Oh yeah, I was aware of floating-point issues. Guess I didn't consider how hard they would be to control when using someone else's library...
Quote:
 Original post by hplus0603Then, there's the problem that a "big matrix" solver can only be deterministic if EVERYTHING is consistent. This includes things like in what order objects are added to the world. Unless you want to re-play the entire sequence of events from the birth of the world when a player joins, you will not get deterministic results. Which order an object finds itself in in some internal list or hash of some sort will matter to determinism.

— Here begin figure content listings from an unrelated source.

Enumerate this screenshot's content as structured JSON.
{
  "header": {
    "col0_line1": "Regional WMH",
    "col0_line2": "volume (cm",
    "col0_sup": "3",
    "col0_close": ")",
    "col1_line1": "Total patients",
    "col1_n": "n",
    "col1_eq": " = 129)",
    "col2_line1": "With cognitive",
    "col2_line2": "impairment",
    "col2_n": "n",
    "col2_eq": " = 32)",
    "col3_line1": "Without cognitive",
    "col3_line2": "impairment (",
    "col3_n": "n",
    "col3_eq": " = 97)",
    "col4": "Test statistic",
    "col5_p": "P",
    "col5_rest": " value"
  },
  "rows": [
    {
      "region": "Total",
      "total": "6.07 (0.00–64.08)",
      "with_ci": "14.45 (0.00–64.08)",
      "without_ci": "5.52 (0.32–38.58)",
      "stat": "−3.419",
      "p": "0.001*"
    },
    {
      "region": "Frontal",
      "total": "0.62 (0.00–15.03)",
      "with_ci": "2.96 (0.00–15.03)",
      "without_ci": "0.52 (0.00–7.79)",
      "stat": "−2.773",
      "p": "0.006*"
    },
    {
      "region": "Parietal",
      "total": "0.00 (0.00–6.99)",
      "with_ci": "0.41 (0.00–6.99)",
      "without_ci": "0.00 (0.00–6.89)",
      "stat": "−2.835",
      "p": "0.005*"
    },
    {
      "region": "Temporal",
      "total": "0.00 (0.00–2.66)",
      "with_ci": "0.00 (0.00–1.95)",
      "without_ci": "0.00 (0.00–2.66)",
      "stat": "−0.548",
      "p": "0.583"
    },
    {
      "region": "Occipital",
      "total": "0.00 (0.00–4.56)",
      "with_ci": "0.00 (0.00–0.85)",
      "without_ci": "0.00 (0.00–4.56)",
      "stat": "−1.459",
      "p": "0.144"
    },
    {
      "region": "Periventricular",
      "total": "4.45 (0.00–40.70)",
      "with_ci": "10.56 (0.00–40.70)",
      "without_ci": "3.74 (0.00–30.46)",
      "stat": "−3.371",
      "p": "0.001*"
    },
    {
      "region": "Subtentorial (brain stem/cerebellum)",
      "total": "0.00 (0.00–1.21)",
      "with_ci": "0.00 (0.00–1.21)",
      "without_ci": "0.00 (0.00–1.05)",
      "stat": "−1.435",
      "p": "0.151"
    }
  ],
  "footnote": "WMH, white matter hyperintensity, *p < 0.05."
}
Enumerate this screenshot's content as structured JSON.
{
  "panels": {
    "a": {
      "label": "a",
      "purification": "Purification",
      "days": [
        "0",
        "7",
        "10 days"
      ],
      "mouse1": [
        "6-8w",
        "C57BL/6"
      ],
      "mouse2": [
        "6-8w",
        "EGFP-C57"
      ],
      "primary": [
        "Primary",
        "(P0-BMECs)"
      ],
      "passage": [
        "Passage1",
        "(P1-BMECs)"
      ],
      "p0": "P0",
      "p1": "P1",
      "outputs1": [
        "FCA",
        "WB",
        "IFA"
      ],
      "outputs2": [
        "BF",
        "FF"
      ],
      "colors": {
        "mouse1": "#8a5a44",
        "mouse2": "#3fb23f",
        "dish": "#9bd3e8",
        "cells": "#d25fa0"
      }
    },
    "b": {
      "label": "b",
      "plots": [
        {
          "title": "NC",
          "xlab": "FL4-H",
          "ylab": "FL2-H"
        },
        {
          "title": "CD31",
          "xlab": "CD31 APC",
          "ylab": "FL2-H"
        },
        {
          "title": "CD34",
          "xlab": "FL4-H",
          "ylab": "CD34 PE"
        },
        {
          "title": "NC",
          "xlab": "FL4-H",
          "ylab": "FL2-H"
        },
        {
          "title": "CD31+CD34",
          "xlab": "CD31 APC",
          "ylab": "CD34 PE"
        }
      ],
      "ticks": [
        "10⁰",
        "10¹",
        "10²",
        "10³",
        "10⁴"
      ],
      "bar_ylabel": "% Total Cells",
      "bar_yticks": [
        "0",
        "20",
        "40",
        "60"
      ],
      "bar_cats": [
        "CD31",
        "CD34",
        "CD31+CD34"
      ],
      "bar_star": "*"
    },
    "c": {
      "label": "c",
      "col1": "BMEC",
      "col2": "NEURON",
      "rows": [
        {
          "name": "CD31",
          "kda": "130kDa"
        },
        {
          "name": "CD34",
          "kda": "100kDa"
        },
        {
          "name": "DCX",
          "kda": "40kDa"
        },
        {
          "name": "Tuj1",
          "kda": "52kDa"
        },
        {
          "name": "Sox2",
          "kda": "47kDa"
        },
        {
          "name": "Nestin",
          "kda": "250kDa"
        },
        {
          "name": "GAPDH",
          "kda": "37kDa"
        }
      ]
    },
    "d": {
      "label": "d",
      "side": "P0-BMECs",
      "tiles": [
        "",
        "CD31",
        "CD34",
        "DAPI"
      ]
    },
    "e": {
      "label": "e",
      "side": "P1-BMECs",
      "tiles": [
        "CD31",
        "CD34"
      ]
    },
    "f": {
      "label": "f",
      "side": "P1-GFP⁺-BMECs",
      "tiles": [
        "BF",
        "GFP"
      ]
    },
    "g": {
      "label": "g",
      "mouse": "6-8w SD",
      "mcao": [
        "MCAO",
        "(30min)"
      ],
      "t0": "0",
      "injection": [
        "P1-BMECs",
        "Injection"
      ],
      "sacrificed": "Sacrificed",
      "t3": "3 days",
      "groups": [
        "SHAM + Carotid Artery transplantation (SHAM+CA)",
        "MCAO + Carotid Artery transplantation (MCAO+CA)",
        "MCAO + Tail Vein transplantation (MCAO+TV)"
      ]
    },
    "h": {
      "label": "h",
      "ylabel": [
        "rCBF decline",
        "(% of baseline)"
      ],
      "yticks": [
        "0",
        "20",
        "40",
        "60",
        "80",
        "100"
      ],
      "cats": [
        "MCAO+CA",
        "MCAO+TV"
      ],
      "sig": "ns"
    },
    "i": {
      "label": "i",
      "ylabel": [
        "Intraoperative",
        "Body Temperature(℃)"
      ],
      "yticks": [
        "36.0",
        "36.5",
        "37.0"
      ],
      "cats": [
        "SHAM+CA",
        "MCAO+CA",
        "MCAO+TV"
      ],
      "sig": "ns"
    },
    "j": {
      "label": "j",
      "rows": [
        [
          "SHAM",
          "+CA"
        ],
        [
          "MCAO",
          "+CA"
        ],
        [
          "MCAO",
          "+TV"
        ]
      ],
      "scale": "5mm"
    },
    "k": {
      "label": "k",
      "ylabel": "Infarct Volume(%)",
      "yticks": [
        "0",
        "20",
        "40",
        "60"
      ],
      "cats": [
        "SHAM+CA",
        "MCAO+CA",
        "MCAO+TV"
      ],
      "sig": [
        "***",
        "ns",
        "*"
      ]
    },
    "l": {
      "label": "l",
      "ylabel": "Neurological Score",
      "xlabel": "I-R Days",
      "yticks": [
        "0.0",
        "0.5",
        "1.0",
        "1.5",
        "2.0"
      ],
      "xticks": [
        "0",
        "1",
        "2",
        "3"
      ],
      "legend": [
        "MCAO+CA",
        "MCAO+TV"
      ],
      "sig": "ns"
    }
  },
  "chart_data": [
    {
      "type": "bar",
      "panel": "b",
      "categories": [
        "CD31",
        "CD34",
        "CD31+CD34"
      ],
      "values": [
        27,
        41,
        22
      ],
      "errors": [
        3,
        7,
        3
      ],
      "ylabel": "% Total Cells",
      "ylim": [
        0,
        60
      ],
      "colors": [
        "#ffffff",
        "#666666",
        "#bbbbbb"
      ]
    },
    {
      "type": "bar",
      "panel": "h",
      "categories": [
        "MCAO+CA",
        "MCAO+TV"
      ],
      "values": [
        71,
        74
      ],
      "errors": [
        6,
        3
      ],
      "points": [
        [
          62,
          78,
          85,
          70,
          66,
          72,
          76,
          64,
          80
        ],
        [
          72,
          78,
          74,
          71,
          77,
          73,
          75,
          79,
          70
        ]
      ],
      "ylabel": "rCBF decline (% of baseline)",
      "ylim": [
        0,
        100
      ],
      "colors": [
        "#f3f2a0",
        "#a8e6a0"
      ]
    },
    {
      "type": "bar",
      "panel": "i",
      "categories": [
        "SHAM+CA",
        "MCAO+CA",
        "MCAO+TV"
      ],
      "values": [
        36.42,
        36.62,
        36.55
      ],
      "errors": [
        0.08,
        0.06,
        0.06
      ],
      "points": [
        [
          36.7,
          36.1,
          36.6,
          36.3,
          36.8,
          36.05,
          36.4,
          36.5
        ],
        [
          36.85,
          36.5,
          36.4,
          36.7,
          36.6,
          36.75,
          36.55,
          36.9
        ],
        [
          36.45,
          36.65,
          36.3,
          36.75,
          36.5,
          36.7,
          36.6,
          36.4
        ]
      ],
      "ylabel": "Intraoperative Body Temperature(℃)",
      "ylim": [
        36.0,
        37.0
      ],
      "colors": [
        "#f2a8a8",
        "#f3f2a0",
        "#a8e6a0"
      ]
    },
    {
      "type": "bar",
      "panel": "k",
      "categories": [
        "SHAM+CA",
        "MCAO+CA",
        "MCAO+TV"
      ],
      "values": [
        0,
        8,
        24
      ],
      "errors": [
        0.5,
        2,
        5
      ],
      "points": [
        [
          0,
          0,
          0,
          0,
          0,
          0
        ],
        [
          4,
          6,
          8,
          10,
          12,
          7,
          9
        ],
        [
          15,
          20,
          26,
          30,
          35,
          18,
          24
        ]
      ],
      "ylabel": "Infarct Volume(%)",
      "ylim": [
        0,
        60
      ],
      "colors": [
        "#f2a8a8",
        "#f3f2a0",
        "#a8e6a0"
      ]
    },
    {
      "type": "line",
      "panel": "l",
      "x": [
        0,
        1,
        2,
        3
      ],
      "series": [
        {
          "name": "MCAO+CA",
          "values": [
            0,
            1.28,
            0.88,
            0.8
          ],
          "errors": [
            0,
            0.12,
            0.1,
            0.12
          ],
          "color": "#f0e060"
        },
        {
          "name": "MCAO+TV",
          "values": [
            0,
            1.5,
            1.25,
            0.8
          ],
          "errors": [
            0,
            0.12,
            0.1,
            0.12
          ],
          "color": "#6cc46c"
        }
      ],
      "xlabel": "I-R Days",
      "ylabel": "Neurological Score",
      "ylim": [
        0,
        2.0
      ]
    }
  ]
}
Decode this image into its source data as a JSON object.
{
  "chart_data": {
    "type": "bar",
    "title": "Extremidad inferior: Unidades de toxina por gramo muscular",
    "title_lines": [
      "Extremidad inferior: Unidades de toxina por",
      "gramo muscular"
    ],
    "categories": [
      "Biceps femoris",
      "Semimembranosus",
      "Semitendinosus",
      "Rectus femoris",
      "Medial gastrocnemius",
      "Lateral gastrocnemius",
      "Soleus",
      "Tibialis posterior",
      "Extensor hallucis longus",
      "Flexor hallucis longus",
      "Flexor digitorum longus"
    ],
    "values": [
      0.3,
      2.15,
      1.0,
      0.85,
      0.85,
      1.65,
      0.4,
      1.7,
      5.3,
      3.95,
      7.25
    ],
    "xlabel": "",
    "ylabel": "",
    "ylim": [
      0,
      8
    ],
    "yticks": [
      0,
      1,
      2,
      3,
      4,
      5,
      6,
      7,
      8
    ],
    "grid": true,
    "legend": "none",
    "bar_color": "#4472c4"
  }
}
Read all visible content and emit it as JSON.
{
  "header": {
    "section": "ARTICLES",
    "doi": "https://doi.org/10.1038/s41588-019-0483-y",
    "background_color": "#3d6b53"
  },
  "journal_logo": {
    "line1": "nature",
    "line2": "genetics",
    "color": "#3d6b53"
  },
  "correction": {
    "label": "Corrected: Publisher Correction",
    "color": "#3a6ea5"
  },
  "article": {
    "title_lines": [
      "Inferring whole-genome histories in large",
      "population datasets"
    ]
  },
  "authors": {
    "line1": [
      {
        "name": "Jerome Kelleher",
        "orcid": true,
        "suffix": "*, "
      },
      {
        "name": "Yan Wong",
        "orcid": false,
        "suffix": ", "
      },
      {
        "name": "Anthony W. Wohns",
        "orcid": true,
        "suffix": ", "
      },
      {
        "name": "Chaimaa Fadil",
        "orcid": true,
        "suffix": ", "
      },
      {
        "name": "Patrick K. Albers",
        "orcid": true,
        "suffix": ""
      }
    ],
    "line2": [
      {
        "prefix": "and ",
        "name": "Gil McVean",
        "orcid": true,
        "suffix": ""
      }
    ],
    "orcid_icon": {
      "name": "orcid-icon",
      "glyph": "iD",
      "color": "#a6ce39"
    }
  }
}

I was reading about that last night on the Bullet forums. I know what you mean, but it doesn't mean you have to re-play from the very beginning; you'd "just" have to find some way of buffering the entire state of everything in the physics library after every update. Which would require lots (too much?) memory, but more importantly would require intimate knowledge of the particular library. Which would itself have to be open-source. And again, really really fast. And it'd take alot of time. And patience.

As if I weren't ready enough to give up, I worked out that one of my other requirements (that I forgot to mention) is impossible to fulfill on modern connections. Guess it was just another overambitious idea that got shot down at an early stage, but thanks for your help ensuring the "early" part, everyone.

##### Share on other sites
Quote:
 Original post by Baiame Which would require lots (too much?) memory, but more importantly would require intimate knowledge of the particular library. Which would itself have to be open-source. And again, really really fast. And it'd take alot of time. And patience.

I don't think memory would necessarily be an issue.

You'd receive baseline state over the network anyway. That would mean that relevant dynamic shared state needs to be relatively small. Everything else would need to be either static and require no copying, or could be dynamically evaluated as needed.

##### Share on other sites
Quote:
 you'd "just" have to find some way of buffering the entire state of everything in the physics library after every update

You need to do more than buffering. You need to make sure that all the internal data structures work the same on all nodes. This means that ordering of rows in the matrix, for example, is deterministic based only on the incoming entities and constraints (say, sorted by entity ID or similar), not on something else, like history or chance. The same problem crops up in a few different places, actually.

##### Share on other sites
what if ObjectA is not controlled by input, it is controlled by time or a counter. If the network system just seds/receives input each machine has
its own update for ObjectA. Making synchronization a bit harder.
So you would still need one server to control the overall game behavior not to mention cheating and security.Thus taking everything back to dead reckoning or whatever method you want to use for inter/exter-polation.
If I am not mistaken valve's paper for HL2 network describes what they do in details. In summary:
Clients send their input and continue using them normally (client side prediction).
Server Handles and moves all game objects and sends correction packets from time to time.

##### Share on other sites
Quote:
 So you would still need one server to control the overall game behavior not to mention cheating and security.Thus taking everything back to dead reckoning

Server authority and input-synchronous communication are orthogonal concepts. Just because you're server authoritative doesn't mean that you need to use dead reckoning. Read the patent I pointed you at, or try Virtual Pimp My Ride, There.com or Virtual Laguna Beach which are some of the users of that technology (with free accounts).